When Johannes Vermeer was alive his paintings were worthless and remained so for a few hundred years, and then suddenly they became the greatest paintings and a national treasure. And then another artist, Han van Meegeren duplicated his works and created new Vermeer's, and as long as people thought they were the originals they were popular, but once the truth had been discovered, the very same paintings were discarded. How shallow man is. As he said, they are the same paintings they were yesterday.
Let us how look at another well know forger, only he is not known as a forger but as a great artist, one of the greatest of all time. He is non other than Michelangelo.
Michelangelo was an Italian sculptor, painter, architect and poet of the period known as the High Renaissance. He was born in the Republic of Florence. (today Italy). His work and style exerted an unparalleled influence on the developed of Western art and he, along with Leonardo da Vinci, are considered the classic Renaissance Men. What few know is that he began his career as a forger.
Yes, Michelangelo too was unappreciated and was a starving struggling artist desperate to make some cash. The year was 1496 and all his talent did not pay for his food and basic needs. He needed to find a way to make some quick money. After all not everyone has the patience to wait until they are dead and buried for 250 years!
At the time there was a great interest in ancient Roman sculptures. Young Michelangelo was actually studying these and ...rumor has it that in several cases he kept the original Roman art which he was using to study with, and "gave back" his original work, i.e forgeries, or copies of the original. His work was so good that no one knew the difference. The irony is that today there are people who own these works, Michelangelo originals but do not know it. So they have sculptures valued at 10,000's of Euro's whereas their "true" value is in the millions of Euros, they are in the possession of Michelangelo originals from his early period.
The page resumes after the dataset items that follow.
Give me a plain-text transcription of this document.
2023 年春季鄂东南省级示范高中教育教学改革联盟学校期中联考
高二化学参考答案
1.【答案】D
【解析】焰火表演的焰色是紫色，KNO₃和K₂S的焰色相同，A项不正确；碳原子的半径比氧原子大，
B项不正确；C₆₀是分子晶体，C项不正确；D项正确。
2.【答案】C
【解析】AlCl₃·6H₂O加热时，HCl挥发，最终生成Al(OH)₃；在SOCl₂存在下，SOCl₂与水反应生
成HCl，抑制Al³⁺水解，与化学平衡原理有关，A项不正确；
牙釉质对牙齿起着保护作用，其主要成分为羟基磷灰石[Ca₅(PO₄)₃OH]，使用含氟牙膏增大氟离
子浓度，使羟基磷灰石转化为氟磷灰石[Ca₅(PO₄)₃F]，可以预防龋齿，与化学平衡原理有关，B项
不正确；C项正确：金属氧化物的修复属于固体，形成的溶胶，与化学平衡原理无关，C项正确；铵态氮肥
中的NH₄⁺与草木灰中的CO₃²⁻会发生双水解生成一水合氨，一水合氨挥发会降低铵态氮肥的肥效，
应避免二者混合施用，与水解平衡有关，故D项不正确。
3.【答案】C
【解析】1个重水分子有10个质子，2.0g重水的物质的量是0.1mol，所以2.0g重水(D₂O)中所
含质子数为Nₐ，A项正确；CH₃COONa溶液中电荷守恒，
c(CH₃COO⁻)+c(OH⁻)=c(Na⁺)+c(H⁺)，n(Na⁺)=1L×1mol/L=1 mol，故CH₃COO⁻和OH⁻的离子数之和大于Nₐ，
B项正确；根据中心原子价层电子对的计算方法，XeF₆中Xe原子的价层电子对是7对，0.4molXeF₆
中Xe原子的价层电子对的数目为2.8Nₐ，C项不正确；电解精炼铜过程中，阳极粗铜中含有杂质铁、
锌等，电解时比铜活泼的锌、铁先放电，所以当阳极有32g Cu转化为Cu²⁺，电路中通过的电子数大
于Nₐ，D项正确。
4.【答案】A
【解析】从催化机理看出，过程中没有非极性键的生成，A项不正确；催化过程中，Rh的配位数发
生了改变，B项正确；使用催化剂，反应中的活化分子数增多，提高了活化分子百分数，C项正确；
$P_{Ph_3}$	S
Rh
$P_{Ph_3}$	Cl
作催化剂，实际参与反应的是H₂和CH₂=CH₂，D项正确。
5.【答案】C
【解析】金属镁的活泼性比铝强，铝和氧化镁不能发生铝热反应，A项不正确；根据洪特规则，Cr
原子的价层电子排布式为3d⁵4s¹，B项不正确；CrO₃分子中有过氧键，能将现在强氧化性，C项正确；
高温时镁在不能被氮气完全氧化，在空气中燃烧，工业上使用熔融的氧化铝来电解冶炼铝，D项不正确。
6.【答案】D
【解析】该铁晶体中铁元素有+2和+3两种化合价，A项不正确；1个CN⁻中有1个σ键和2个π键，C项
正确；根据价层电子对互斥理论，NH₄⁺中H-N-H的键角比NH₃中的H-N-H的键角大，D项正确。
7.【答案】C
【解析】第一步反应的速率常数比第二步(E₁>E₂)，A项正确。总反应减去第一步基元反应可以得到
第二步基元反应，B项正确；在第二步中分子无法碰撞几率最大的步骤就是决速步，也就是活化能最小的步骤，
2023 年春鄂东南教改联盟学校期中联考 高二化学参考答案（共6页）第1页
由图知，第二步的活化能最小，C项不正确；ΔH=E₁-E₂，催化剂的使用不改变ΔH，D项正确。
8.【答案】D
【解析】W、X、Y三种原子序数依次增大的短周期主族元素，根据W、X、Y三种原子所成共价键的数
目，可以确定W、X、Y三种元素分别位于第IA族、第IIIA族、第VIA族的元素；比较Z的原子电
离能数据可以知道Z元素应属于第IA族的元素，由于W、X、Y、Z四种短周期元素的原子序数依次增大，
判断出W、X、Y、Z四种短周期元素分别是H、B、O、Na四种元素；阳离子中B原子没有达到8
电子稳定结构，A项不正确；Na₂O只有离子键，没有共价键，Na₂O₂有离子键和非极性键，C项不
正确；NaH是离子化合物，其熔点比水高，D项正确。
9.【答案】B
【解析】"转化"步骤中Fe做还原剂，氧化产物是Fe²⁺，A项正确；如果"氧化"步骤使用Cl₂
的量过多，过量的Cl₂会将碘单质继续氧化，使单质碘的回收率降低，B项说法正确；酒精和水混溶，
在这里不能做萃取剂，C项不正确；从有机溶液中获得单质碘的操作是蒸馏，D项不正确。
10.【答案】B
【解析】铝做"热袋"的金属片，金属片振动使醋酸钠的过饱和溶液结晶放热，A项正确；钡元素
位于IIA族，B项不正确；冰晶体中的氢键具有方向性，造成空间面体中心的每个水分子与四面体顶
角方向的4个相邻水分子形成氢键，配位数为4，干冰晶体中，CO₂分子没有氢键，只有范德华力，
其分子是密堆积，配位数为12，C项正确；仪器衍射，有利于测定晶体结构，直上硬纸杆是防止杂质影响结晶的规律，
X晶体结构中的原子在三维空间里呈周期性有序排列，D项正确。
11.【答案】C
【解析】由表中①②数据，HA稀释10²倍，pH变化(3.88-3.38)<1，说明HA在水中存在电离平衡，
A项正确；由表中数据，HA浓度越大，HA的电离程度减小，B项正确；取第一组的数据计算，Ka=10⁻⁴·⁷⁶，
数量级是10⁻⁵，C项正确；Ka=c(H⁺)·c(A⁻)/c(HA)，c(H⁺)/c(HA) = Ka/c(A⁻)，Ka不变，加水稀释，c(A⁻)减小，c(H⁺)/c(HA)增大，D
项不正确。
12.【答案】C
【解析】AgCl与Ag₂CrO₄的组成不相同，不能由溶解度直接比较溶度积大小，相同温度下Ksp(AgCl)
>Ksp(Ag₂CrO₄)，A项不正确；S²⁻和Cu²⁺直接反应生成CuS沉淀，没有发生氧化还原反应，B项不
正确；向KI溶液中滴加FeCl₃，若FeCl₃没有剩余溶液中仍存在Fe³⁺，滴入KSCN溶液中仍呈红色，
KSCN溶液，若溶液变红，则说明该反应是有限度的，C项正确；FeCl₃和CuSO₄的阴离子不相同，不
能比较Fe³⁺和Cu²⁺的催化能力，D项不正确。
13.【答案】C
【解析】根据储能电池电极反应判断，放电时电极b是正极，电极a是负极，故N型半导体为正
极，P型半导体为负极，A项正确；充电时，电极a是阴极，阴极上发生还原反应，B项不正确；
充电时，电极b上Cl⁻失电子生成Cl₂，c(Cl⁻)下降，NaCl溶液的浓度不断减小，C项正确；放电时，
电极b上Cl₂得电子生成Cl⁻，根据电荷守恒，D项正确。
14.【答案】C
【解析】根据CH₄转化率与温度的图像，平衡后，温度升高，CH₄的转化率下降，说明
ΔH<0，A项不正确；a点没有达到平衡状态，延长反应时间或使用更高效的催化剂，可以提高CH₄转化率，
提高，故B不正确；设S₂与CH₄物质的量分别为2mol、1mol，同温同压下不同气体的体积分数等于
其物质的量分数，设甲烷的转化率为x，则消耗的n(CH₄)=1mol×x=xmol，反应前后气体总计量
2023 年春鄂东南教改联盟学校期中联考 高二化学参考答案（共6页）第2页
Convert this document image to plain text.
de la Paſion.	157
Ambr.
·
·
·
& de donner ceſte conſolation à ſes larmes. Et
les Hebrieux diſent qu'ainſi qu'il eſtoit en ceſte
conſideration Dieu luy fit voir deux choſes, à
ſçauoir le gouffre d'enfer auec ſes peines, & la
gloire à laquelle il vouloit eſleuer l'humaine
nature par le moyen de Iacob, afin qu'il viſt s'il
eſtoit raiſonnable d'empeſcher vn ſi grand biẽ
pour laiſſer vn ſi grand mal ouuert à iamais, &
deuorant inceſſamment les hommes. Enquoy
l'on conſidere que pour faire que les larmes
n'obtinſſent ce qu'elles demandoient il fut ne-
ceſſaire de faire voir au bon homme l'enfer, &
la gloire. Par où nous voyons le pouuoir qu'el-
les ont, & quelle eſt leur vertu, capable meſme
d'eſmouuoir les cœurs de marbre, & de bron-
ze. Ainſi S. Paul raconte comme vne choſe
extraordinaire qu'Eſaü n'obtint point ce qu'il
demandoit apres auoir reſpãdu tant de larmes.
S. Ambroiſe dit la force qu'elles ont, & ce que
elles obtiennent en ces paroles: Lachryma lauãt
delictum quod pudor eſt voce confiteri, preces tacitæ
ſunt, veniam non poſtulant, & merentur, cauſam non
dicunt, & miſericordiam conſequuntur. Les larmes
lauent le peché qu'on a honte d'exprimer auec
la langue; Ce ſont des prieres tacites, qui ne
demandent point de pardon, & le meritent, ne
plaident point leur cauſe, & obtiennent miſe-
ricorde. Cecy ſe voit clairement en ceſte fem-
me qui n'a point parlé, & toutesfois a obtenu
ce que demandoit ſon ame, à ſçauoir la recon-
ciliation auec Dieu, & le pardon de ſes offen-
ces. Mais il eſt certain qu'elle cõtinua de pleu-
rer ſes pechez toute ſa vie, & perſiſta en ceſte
And today, there is no way whatsoever to figure this out. The irony; it is not the object but the perception of the object that gives it "value", how sad.
As my Uncle Seymour was advised; if you find it of beauty, buy it!
Back to 1496, Florence, Michelangelo caught a lucky break; he was discovered. One of his sculptures was sold a cardinal (not one of the St, Louis Cardinals baseball players but a religious lead of the Catholic church), a man by the name of Cardinal Raffaele Riario. Riario eventually realized he was duped, and he demanded his money back from the dealer, but he wanted to meet the artist. He was so impressed with Michelangelo that he invited him to Rome and hired him to paint the Sistine chapel, the rest is history.
Today you would be quite fortunate and posses a large fortune if you possessed one of Michelangelo's forgeries.
This is all very interesting but what does it have to do with Krav Maga? Quite simply we live in a world of falsehood. Beauty does not matter, only perception. When the patrons of the arts thought it was a Vermeer they loved it, when they realized it was a new piece of art, they rejected it, although it was the very same work of art. Art has no intrinsic value, it is simply a piece of stone, or a canvas with color on it. All that matters is the value that you assign it. I have a work of art hanging in my home, it is a puzzle but it has value to me because my student Eitan made it for me when he earned his black belt after years of training, the special meaning is know to us.
Krav Maga however is different. It is not a matter or personal like or dislike, it is not a matter of I like chocolate and you like vanilla, no, not at all. That is why I never endorse other styles or systems. I believe in what I teach. Krav Maga has to work, it must be effective on the street. So it does not matter if it was developed by Michelangelo or by Vermeer or by Katz, it must work for you, now and today! There is an absolute value to it. It must be an objective truth, not a subjective truth.
Art, beauty is in the eye of the beholder, Self-Defense must work! We can never allow martial arts forgery on our market.